I'm hoping that some sort of interesting discussion will come of this. I came across this picture in a recent issue of Motor Trend. This was Detroit's vision of the future car way back in the 1950s.
http://www.motortrend.com/features/archive/112_0803_mercury_xm_turnpike_cruiser/photo_01.html
What was so striking about what I see here is that the car design is more or less the same as what you'd find in the 1950s on a typical automobile except that it simply has more of what we don't need.
I wanted to know what people's thoughts were about being trapped in the paradigm of our times in the sense that the engineers of this car were trapped in the paradigm of their times.
How different, in retrospect, are the designs/plans/ideas that fuel some of the startups that are popping up today any more groundbreaking or "futuristic" than the "XM Turnpike" of the past??
That is a very insightful observation, and it sheds light on the reason why "visions of the future" are always so wrong: they aren't designed for the future. They're designed for the present, purposefully.

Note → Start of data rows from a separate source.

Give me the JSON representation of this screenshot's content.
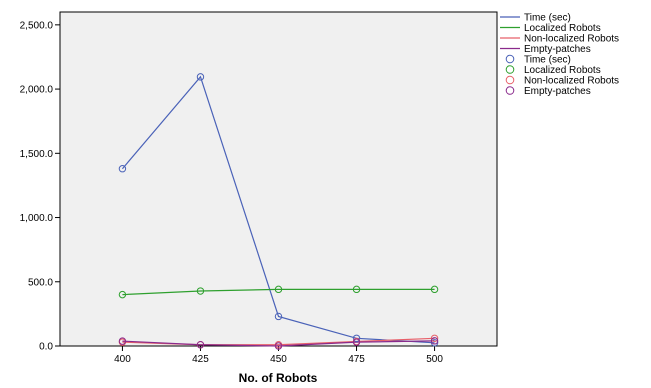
{
  "chart_data": {
    "type": "line",
    "title": "",
    "xlabel": "No. of Robots",
    "ylabel": "",
    "x": [
      400,
      425,
      450,
      475,
      500
    ],
    "x_tick_labels": [
      "400",
      "425",
      "450",
      "475",
      "500"
    ],
    "xlim": [
      380,
      520
    ],
    "ylim": [
      0,
      2600
    ],
    "y_ticks": [
      0,
      500,
      1000,
      1500,
      2000,
      2500
    ],
    "y_tick_labels": [
      "0.0",
      "500.0",
      "1,000.0",
      "1,500.0",
      "2,000.0",
      "2,500.0"
    ],
    "grid": false,
    "legend_position": "right",
    "markers": "open-circle",
    "series": [
      {
        "name": "Time (sec)",
        "color": "#4a62b8",
        "values": [
          1380,
          2095,
          230,
          60,
          25
        ]
      },
      {
        "name": "Localized Robots",
        "color": "#2ea02e",
        "values": [
          400,
          428,
          441,
          441,
          441
        ]
      },
      {
        "name": "Non-localized Robots",
        "color": "#e8606a",
        "values": [
          30,
          10,
          10,
          35,
          60
        ]
      },
      {
        "name": "Empty-patches",
        "color": "#8a2a8c",
        "values": [
          38,
          10,
          0,
          30,
          40
        ]
      }
    ],
    "legend": {
      "line_entries": [
        "Time (sec)",
        "Localized Robots",
        "Non-localized Robots",
        "Empty-patches"
      ],
      "marker_entries": [
        "Time (sec)",
        "Localized Robots",
        "Non-localized Robots",
        "Empty-patches"
      ]
    }
  }
}
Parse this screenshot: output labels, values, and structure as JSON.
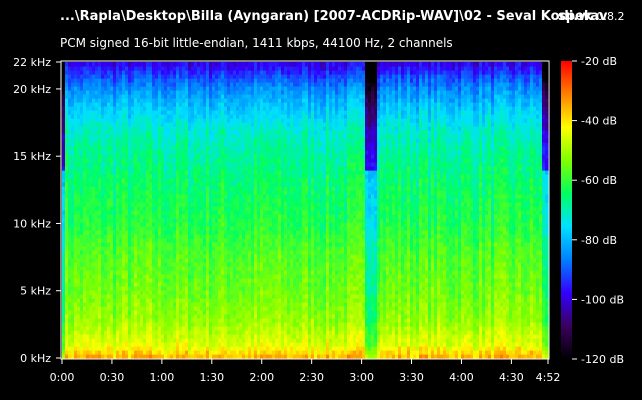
{
  "window": {
    "file_title": "...\\Rapla\\Desktop\\Billa (Ayngaran) [2007-ACDRip-WAV]\\02 - Seval Kodi.wav",
    "app_name": "spek",
    "app_version": "0.8.2",
    "stream_info": "PCM signed 16-bit little-endian, 1411 kbps, 44100 Hz, 2 channels"
  },
  "colors": {
    "background": "#000000",
    "text": "#ffffff",
    "palette": [
      "#000000",
      "#3a0060",
      "#3300ff",
      "#0080ff",
      "#00e0ff",
      "#00ff60",
      "#80ff00",
      "#ffff00",
      "#ff8000",
      "#ff0000"
    ]
  },
  "chart_data": {
    "type": "heatmap",
    "title": "",
    "xlabel": "",
    "ylabel": "",
    "x_unit": "time (m:ss)",
    "y_unit": "kHz",
    "xlim": [
      0,
      292
    ],
    "ylim_khz": [
      0,
      22
    ],
    "x_tick_labels": [
      "0:00",
      "0:30",
      "1:00",
      "1:30",
      "2:00",
      "2:30",
      "3:00",
      "3:30",
      "4:00",
      "4:30",
      "4:52"
    ],
    "x_tick_values": [
      0,
      30,
      60,
      90,
      120,
      150,
      180,
      210,
      240,
      270,
      292
    ],
    "y_tick_labels": [
      "0 kHz",
      "5 kHz",
      "10 kHz",
      "15 kHz",
      "20 kHz",
      "22 kHz"
    ],
    "y_tick_values": [
      0,
      5,
      10,
      15,
      20,
      22
    ],
    "colorbar": {
      "tick_labels": [
        "-20 dB",
        "-40 dB",
        "-60 dB",
        "-80 dB",
        "-100 dB",
        "-120 dB"
      ],
      "tick_values": [
        -20,
        -40,
        -60,
        -80,
        -100,
        -120
      ],
      "range_db": [
        -120,
        -20
      ]
    },
    "intensity_profile_db": {
      "frequency_khz": [
        0,
        1,
        3,
        5,
        8,
        10,
        13,
        15,
        17,
        19,
        20,
        21,
        22
      ],
      "typical_level_db": [
        -35,
        -45,
        -52,
        -55,
        -58,
        -62,
        -65,
        -68,
        -72,
        -80,
        -85,
        -92,
        -100
      ]
    },
    "quiet_segments_s": [
      [
        0,
        2
      ],
      [
        182,
        190
      ],
      [
        289,
        292
      ]
    ]
  }
}
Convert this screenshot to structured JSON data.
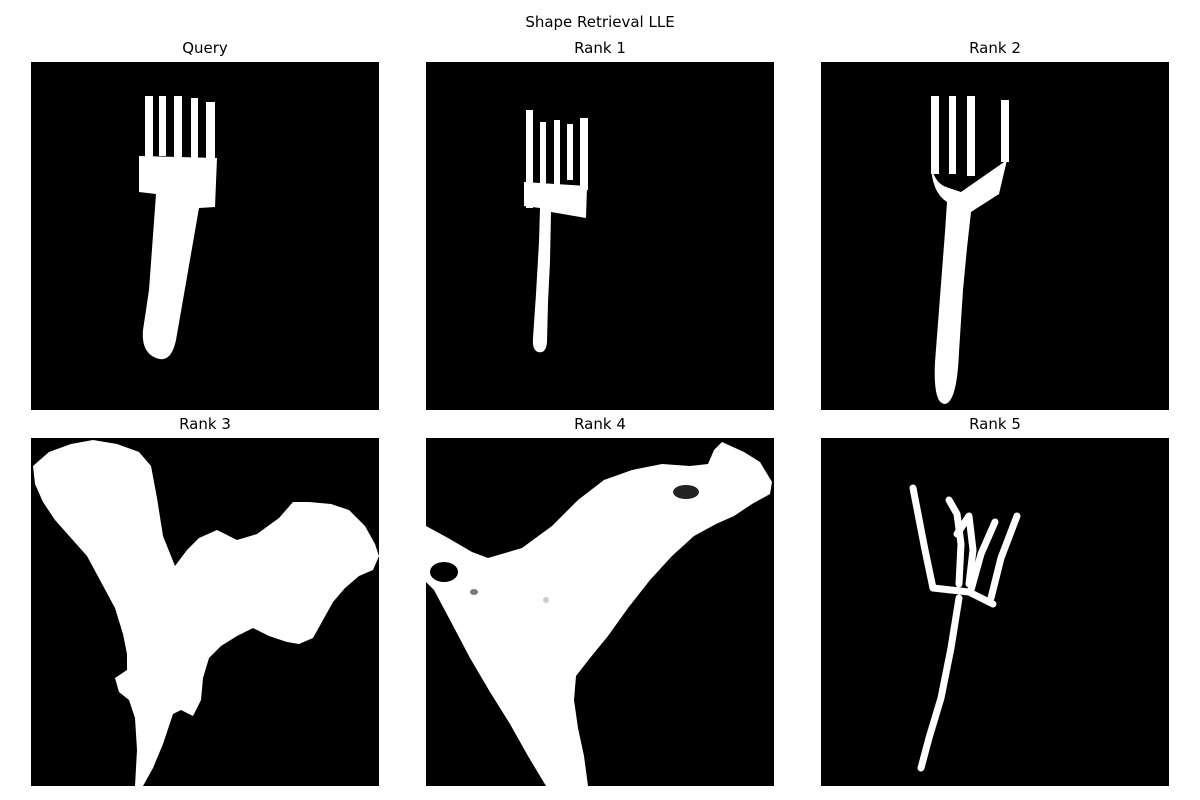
{
  "figure": {
    "title": "Shape Retrieval LLE"
  },
  "panels": [
    {
      "title": "Query",
      "shape": "fork-icon"
    },
    {
      "title": "Rank 1",
      "shape": "fork-icon"
    },
    {
      "title": "Rank 2",
      "shape": "fork-icon"
    },
    {
      "title": "Rank 3",
      "shape": "bat-icon"
    },
    {
      "title": "Rank 4",
      "shape": "bird-icon"
    },
    {
      "title": "Rank 5",
      "shape": "fork-icon"
    }
  ],
  "colors": {
    "background": "#000000",
    "shape": "#ffffff"
  }
}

That wacky car of the 1950s doesn't represent an automotive engineer's thoughtful attempt to redesign the car. It's not even a real product! It's a marketing gimmick designed to sell the typical car of the 1950s. The idea is that Joe Consumer sees the "Car of the Future", notes that it's covered in chrome, subliminally associates chrome with Progress and Style, and then happily splurges on today's chrome-covered model down at the local Mercury dealer.
Naturally, considering it's raison d'etre, the Gimmick Car looks exactly like the cars that were for sale at the time, only more so.
The lesson to draw here is that most of the "paradigm trap" is a marketing barrier. It turns out to be generally more profitable to sell people a slight variation on what they already like than to show them something totally different and have to prove that it's better. It turns out that the real "vehicle of the future" invented around 1950 was the Land Rover, but that took a long time for people to get used to.